Archaeological sites on public land belong to us all, not to any single individual. Unauthorized excavation or removal of artifacts from these sites is like tearing pages from a book. Each discovery is part of a story about the past and once objects are removed, that part of the story is lost. Many sites are also sacred to Native Americans, especially those where rock art is present. Damage to sacred sites is similar to vandalizing a church.
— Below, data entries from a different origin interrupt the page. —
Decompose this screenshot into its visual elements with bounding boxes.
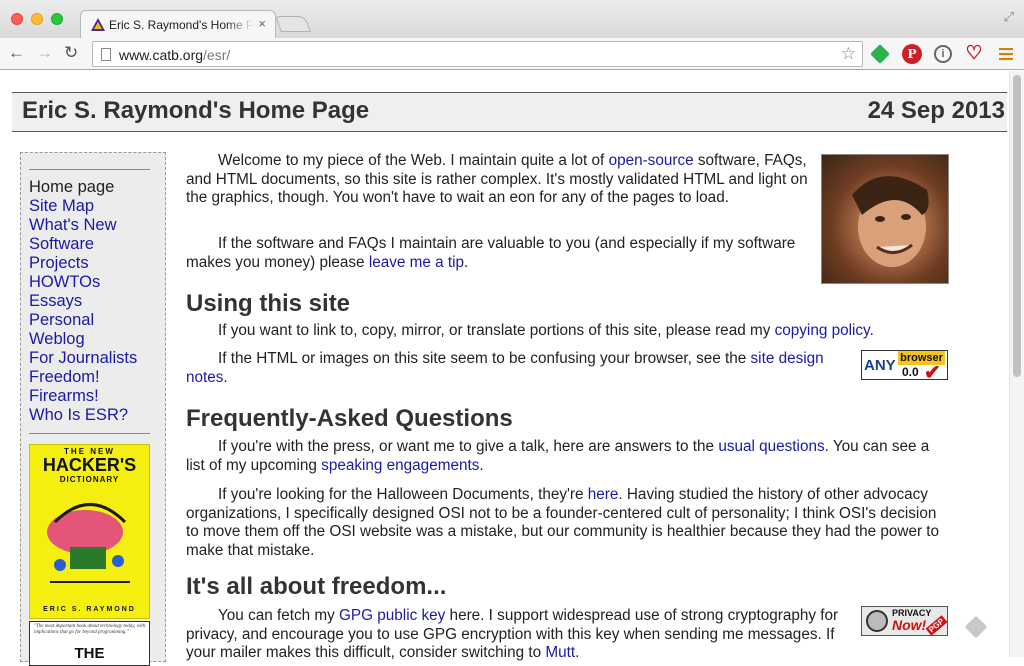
hackers-dictionary-book-cover[interactable]: THE NEW HACKER'S DICTIONARY ERIC S. RAYM…	[29, 444, 150, 619]
reload-icon[interactable]: ↻	[64, 43, 78, 63]
book-cover-title: HACKER'S	[42, 455, 137, 475]
forward-icon[interactable]: →	[36, 43, 53, 63]
browser-tab[interactable]: Eric S. Raymond's Home Page ×	[80, 10, 276, 38]
any-browser-badge[interactable]: ANY browser 0.0 ✔	[861, 350, 948, 384]
copying-policy-link[interactable]: copying policy	[775, 322, 870, 339]
maximize-window-button[interactable]	[51, 13, 63, 25]
page-icon	[101, 48, 111, 61]
text: If the HTML or images on this site seem …	[218, 350, 751, 367]
open-source-link[interactable]: open-source	[609, 152, 694, 169]
headphones-icon	[866, 610, 888, 632]
text: If the software and FAQs I maintain are …	[186, 235, 796, 271]
speaking-engagements-link[interactable]: speaking engagements	[321, 457, 479, 474]
sidebar-list: Home page Site Map What's New Software P…	[29, 178, 137, 425]
text: .	[223, 368, 228, 386]
page-date: 24 Sep 2013	[867, 97, 1005, 124]
pinterest-icon[interactable]: P	[902, 44, 922, 64]
esr-portrait-photo	[821, 154, 949, 284]
address-bar[interactable]: www.catb.org/esr/ ☆	[92, 41, 863, 67]
sidebar-item-projects[interactable]: Projects	[29, 254, 137, 273]
new-tab-button[interactable]	[275, 16, 311, 32]
sidebar-item-howtos[interactable]: HOWTOs	[29, 273, 137, 292]
divider	[29, 169, 150, 170]
info-icon[interactable]: i	[934, 45, 952, 63]
fullscreen-icon[interactable]: ⤢	[1004, 9, 1014, 25]
intro-paragraph: Welcome to my piece of the Web. I mainta…	[186, 152, 814, 208]
sidebar-item-personal[interactable]: Personal	[29, 311, 137, 330]
sidebar-item-who-is-esr[interactable]: Who Is ESR?	[29, 406, 137, 425]
sidebar-item-firearms[interactable]: Firearms!	[29, 387, 137, 406]
scrollbar-thumb[interactable]	[1013, 75, 1021, 377]
text: If you want to link to, copy, mirror, or…	[218, 322, 775, 339]
text: .	[464, 253, 469, 271]
divider	[29, 433, 150, 434]
menu-icon[interactable]	[999, 48, 1013, 60]
press-paragraph: If you're with the press, or want me to …	[186, 438, 951, 475]
book-cover-illustration	[47, 503, 130, 583]
sidebar-item-whats-new[interactable]: What's New	[29, 216, 137, 235]
leave-tip-link[interactable]: leave me a tip	[369, 254, 464, 271]
text: .	[479, 456, 484, 474]
feedly-float-icon[interactable]	[964, 615, 988, 639]
close-window-button[interactable]	[11, 13, 23, 25]
url-text[interactable]: www.catb.org/esr/	[119, 47, 230, 63]
usual-questions-link[interactable]: usual questions	[718, 438, 824, 455]
browser-toolbar: ← → ↻ www.catb.org/esr/ ☆ P i ♡	[0, 38, 1024, 70]
sidebar-item-software[interactable]: Software	[29, 235, 137, 254]
mutt-link[interactable]: Mutt	[545, 644, 575, 661]
minimize-window-button[interactable]	[31, 13, 43, 25]
url-host: www.catb.org	[119, 47, 204, 63]
sidebar-item-essays[interactable]: Essays	[29, 292, 137, 311]
book-cover-subtitle: DICTIONARY	[59, 475, 120, 484]
section-heading-faq: Frequently-Asked Questions	[186, 405, 513, 432]
book-cover-author: ERIC S. RAYMOND	[43, 606, 136, 613]
design-notes-paragraph: If the HTML or images on this site seem …	[186, 350, 826, 387]
sidebar-item-home-page: Home page	[29, 178, 115, 196]
feedly-icon[interactable]	[870, 44, 890, 64]
window-titlebar: Eric S. Raymond's Home Page × ⤢	[0, 0, 1024, 38]
favicon-icon	[91, 18, 105, 31]
sidebar-item-for-journalists[interactable]: For Journalists	[29, 349, 137, 368]
text: .	[575, 644, 580, 661]
page-header: Eric S. Raymond's Home Page 24 Sep 2013	[12, 92, 1007, 132]
text: .	[869, 322, 874, 339]
book-cover-title: THE CATHEDRAL	[43, 645, 135, 665]
text: You can fetch my	[218, 607, 340, 624]
badge-any-text: ANY	[864, 357, 896, 374]
gpg-public-key-link[interactable]: GPG public key	[339, 607, 445, 624]
text: If you're with the press, or want me to …	[218, 438, 719, 455]
tab-close-icon[interactable]: ×	[258, 16, 266, 31]
page-title: Eric S. Raymond's Home Page	[22, 97, 370, 124]
badge-pgp-text: PGP	[925, 615, 947, 635]
text: If you're looking for the Halloween Docu…	[218, 486, 588, 503]
portrait-face-illustration	[852, 176, 929, 267]
sidebar-item-site-map[interactable]: Site Map	[29, 197, 137, 216]
heart-icon[interactable]: ♡	[964, 44, 984, 64]
section-heading-using-this-site: Using this site	[186, 290, 351, 317]
url-path: /esr/	[203, 47, 231, 63]
section-heading-freedom: It's all about freedom...	[186, 573, 447, 600]
halloween-documents-link[interactable]: here	[588, 486, 619, 503]
tab-title: Eric S. Raymond's Home Page	[109, 18, 254, 32]
badge-now-text: Now!	[892, 617, 927, 633]
sidebar-item-freedom[interactable]: Freedom!	[29, 368, 137, 387]
cathedral-book-cover[interactable]: "The most important book about technolog…	[29, 621, 150, 666]
halloween-paragraph: If you're looking for the Halloween Docu…	[186, 486, 951, 560]
sidebar-item-weblog[interactable]: Weblog	[29, 330, 137, 349]
tip-paragraph: If the software and FAQs I maintain are …	[186, 235, 796, 272]
text: Welcome to my piece of the Web. I mainta…	[218, 152, 609, 169]
privacy-now-badge[interactable]: PRIVACY Now! PGP	[861, 606, 948, 636]
badge-version-text: 0.0	[902, 365, 919, 379]
gpg-paragraph: You can fetch my GPG public key here. I …	[186, 607, 858, 663]
vertical-scrollbar[interactable]	[1009, 71, 1024, 657]
bookmark-star-icon[interactable]: ☆	[841, 44, 856, 64]
back-icon[interactable]: ←	[8, 43, 25, 63]
book-cover-quote: "The most important book about technolog…	[34, 624, 146, 635]
sidebar-nav: Home page Site Map What's New Software P…	[20, 152, 166, 666]
copying-paragraph: If you want to link to, copy, mirror, or…	[186, 322, 951, 341]
checkmark-icon: ✔	[924, 362, 941, 384]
If you encounter an archaeological site, here are some simple guidelines:


  • Put artifacts back where they are found.
  • Make a sketch map showing artifact locations and natural topographic features.
  • Take a GPS reading of the location of the site or artifact.
  • Take a photograph of the site location, interesting artifacts, and rock art.
  • Report archaeological finds to the appropriate agency: U.S. Bureau of Land Management, National Park Service, U.S. Forest Service U.S. Bureau of Reclamation, State Historic Preservation Office.
  • Report suspicious activities or acts of vandalism to the appropriate land management agency immediately. Photograph evidence and record license plate numbers if you can, but for own safety, do not approach or personally contact the vandals. The Archaeological Resources Protection Act has stiff penalties for violators and rewards for information that leads to a conviction. The U.S. Bureau of Land Management’s hotline is (800)722-3998.

Do not…

  • Dig or probe. It damages important archaeological context.
  • Collect, remove or mix artifacts. Artifacts, where they lay, tell a story. Once they are moved, a piece of the past is destroyed forever. Placing artifacts in piles distorts what can be learned.
  • Disturb human remains, cairns, rock piles or stone circles. Native American graves are protected archaeological resources; please show appropriate respect for these features.
  • Touch, chalk or alter rock art. New technology makes it possible to date rock art by analyzing the patina (rock varnish) that has built up over the millennia. Touching it or enhancing it for photography through scratching, pecking, chalking or oiling can alter this patina.
  • Carve names or create modern rock art. This is vandalism and is punishable by law.
  • Let your pets loose on archaeological sites. Animals damage sites by digging urinating, and defecating in them. They can destroy fragile cultural deposits.
  • Camp on archaeological sites. Food attracts rodents who may then nest in the site, smoke damages rock art, and the introduction of modern charcoal from campfires precludes the ability to radiocarbon date a site at a later time.